Mais alors, si le mouvement n’est en fait pas aussi fort, pas aussi dangereux pour le sommet des riches, pourquoi assistons-nous à cette succession d’arrestations et d’intimidations ? De notre point de vue, c’est la situation sociale dans son ensemble qui est désormais tellement faible qu’elle ne permet pas de courir le moindre risque. L’édifice est encore debout dans toute sa monumentale majesté, mais ses fondations sont pourries et les craquements se font de plus en plus bruyants. Nous ne sommes pas plus réprimés parce que nous sommes plus forts, décidément non, mais parce qu’eux sont plus faibles. Soyons clairs, nous ne disons pas que cet ordre social ne serait pas en mesure d’imposer son vouloir, qu’il serait vulnérable militairement ou d’autres choses. Seulement qu’il avance plus par mouvement d’inertie que par une action propulsive, en s’appuyant plus sur une résignation passive que sur un consensus actif, dans un contexte totalement déchiré qui ne garantit plus aucune stabilité durable. En somme, la précarité est également en train d’affliger la domination. Consciente de sa faiblesse, elle est obligée de crier fort et d’intimider ses ennemis, qu’ils soient vrais ou présumés : elle le fait maintenant parce qu’elle peut encore se le permettre. Ceci l’amène aussi à exagérer tous les événements pour créer l’inquiétude capable de justifier publiquement des mesures autrement improposables, mais aussi pour provoquer cette panique qui nécessité une dose de sécurité capable de l’encourager.

Comme nous l’avons déjà dit, ce grognement des chiens de garde du pouvoir inspire certes la peur, mais révèle aussi une certaine fragilité. Ceci devrait nous faire réfléchir quant aux possibilités qui s’ouvrent à nous, sur la manière de contourner les bulldogs pour étendre nos mains sur ce qu’ils protègent. A l’inverse, il semble que leurs aboiements soient devenus obsessionnels pour beaucoup de compagnons, faisant que certains s’occupent exclusivement de soigner leurs blessures infectées par ces morsures, et que d’autres les défient pour le seul plaisir de l’affrontement ou parce qu’incapables de voir plus loin. Nous voulons faire observer comment, dans ces deux cas, un glissement de nos objectifs, et donc aussi de nos pratiques, a lieu, comment notre fin change, puisque de la lutte contre l’existant on passe à la lutte contre les forces qui le défendent. C’est la même chose ? Non, ça ne l’est pas, à moins de confondre cause et effet.

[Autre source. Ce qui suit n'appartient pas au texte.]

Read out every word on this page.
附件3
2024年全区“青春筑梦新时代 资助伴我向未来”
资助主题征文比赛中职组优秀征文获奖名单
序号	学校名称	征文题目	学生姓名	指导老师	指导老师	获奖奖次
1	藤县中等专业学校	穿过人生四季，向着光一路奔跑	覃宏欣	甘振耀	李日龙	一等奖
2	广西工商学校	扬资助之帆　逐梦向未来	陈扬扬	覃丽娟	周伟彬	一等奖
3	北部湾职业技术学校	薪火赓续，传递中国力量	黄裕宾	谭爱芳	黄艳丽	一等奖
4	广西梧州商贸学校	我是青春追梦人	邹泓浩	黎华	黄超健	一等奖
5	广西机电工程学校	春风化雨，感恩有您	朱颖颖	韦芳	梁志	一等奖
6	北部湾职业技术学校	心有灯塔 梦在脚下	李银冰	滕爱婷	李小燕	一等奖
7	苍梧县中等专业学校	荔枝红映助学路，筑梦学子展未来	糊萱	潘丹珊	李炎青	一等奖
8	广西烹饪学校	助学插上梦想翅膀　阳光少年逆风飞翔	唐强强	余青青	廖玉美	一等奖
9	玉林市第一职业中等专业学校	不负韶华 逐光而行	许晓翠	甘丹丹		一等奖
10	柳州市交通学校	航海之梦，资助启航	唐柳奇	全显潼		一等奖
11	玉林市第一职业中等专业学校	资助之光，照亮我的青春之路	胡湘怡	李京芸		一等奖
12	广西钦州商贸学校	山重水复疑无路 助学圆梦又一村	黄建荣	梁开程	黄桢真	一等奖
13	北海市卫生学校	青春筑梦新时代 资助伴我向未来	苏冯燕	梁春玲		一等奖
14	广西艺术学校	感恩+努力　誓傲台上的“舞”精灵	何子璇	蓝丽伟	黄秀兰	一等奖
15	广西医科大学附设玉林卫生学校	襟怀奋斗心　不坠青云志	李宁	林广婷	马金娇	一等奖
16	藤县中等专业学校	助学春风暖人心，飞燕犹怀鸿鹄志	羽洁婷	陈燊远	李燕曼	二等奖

Combattre et se défendre contre les forces de police ne signifie pas en soi subvertir les rapports sociaux de domination. Et dans une période où les rapports sociaux sont particulièrement instables, c’est là qu’il faut porter notre attention, notre critique théorique et pratique, en évitant le plus possible d’être poussé uniquement par un réflexe conditionné provoqué par la répression. Parce que, sinon, on finit par abandonner le terrain fertile mais inconnu des conflits sociaux pour rester dans celui, stérile mais connu, de l’opposition entre nous et eux, entre compagnons et flics, dans un affrontement riche en spectateurs mais pauvre en complices.

Désormais, par le simple fait d’enquêter et d’incarcérer, l’Etat réussit souvent à donner à qui est réprimé l’illusion d’être de ce fait dangereux, d’être déjà en train de faire quelque chose de concret. Il nous donne à tous l’illusion mortelle d’être forts, que notre agitation est significative, là où en réalité nous sommes très faibles (bien que nuisibles pour la domination). De cette manière, nous pouvons nous dire satisfaits de notre activité, si limitée soit-elle, sans nous demander comment la perfectionner, en repoussant tous les débats critiques, souvent perçus comme une perte de temps. En outre, comme on le sait bien, la répression pousse le mouvement à la défensive, nous pousse tous à nous occuper des camarades arrêtés, des avocats à trouver, du fric à ramasser, des manifestations devant les prisons à organiser, des audiences auxquelles participer. Même ceux qui ont recours à des pratiques de protestation plus extrêmes, comme l’envoi de colis piégés, n’échappent pas à cette logique : l’Etat contre le mouvement, le mouvement contre l’Etat, dans une suite frénétique d’arrestations puis de protestations contre les arrestations qui portent à de nouvelles arrestations qui portent à de nouvelles arrestations… Oui, nous sommes tous réprimés. Mais pouvons-nous dire pour cela que nous sommes dangereux ? Ou bien que toute cette répression qui s’abat sur le mouvement n’est rien d’autre qu’une manière de nous empêcher de le devenir vraiment ?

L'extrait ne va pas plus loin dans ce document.